Quick Guide To Private Health Insurance

Quick Guide to Private Health Insurance

Understanding what type of healthcare you need is the first step in obtaining access to vital care at an affordable cost. Having good health care coverage is important, not only to help you maintain your health for years to come, but to protect you in the event of a medical emergency.

For those interested in purchasing private health insurance coverage, there are several categories to choose from including traditional fee-for-service health plans, health maintenance organizations (HMOs) and preferred provider organizations (PPOs). Read below to learn the basics of each of these types of private health insurance plans and discover which type of private healthcare insurance best fits your needs...

Traditional Fee-For-Service (FFS)

Fee-For-Service (FFS) is the most traditional type of healthcare insurance. With a Fee-For-Service health plan, patients have the freedom to select any physician or specialist at any healthcare facility that they choose without having to get approval from their insurance provider beforehand. The insured pays the bill after treatment and then sends the claim to his or her insurance provider to get partially or fully reimbursed.

FFS plans offer two kinds of coverage: basic coverage and major medical coverage. With FFS plans, the insured pays the deductible every year and the deductible is met before the insurance kicks in. Exactly which expenses count toward that deductible depends on the plan, so be sure to read your plan carefully.

Health Maintenance Organizations (HMOs)

Health maintenance organizations, commonly called just HMOs, are a popular form of managed healthcare coverage. Instead of paying each time you receive medical service, you pay a set monthly fee. HMO carriers usually pay a small co-payment for visits as well. With an HMO plan, you are required to choose a primary care physician (PCP). Your primary physician is the one who you will go to for all of your basic healthcare needs.

If you require the services of a specialist or need x-rays or lab work, then your PCP has to write you a referral or you will have to pay more. HMOs require that your PCP be a network provider in order to take full advantage of your healthcare plan. Going outside of your HMO’s network will mean paying most or all of the cost of that care out of pocket.

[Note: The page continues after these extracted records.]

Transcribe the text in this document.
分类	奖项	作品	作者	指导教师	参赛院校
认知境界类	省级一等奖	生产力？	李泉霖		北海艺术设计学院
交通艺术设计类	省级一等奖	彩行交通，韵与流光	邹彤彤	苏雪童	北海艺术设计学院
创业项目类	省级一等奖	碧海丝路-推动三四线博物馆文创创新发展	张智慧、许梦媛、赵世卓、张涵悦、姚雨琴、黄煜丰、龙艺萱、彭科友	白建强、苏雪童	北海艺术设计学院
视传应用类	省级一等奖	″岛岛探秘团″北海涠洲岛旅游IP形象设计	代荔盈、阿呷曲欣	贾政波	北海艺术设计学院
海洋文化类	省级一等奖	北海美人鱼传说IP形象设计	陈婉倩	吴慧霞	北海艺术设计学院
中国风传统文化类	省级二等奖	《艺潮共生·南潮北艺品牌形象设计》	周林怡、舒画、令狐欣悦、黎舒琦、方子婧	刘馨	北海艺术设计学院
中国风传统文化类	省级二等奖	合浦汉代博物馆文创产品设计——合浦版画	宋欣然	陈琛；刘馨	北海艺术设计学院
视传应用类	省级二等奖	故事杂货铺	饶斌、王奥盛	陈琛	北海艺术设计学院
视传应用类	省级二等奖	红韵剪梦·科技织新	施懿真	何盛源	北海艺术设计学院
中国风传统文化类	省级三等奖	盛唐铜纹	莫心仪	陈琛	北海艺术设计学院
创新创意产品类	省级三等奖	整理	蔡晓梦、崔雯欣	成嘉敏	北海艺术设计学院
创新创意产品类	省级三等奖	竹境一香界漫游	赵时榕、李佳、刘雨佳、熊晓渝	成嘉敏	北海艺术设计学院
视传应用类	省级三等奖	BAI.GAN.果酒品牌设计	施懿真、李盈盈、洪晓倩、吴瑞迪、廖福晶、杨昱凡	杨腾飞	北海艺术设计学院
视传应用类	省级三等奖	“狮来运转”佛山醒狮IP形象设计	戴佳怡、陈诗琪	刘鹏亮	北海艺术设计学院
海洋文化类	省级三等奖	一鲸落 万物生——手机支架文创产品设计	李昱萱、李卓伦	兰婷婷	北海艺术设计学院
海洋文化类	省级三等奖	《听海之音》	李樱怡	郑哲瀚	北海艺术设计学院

Preferred Provider Organizations (PPOs)

PPOs are another form of managed private healthcare. As with an HMO, you pay a monthly fee rather than paying for each medical visit or service. PPO members are encouraged to select healthcare providers that are in-network too. However, members are allowed to use healthcare providers that are outside of network. In such a case, the insured would typically pay higher costs out-of-pocket.

Unlike an HMO plan, a PPO plan does not require that you get a referral from your primary care physician each time you need to see a specialist, provided that said specialist is in-network. PPOs tend to be more expensive than HMOs, but offer more flexibility.

Point-of-Service (POS)

Point-of-service plans offer yet another option for those interested in private health insurance coverage. These plans actually offer characteristics of both PPO and HMO plans. Basically POS plans offer greater flexibility than HMOs do, yet have more limitations than a PPO plan.

With a POS plan, the insured is asked to select a primary care physician from a list of in-network providers. This physician is the "point of service" for the insured and will be responsible for referring you to a specialist if necessary. Should you choose to visit a healthcare provider who is not in-network, you will be responsible for submitting reimbursement claims to your insurance provider. Some of your out-of-network medical care will be covered by your POS plan, but the percentage an insurance company will pay for those out-of-network charges is much lower.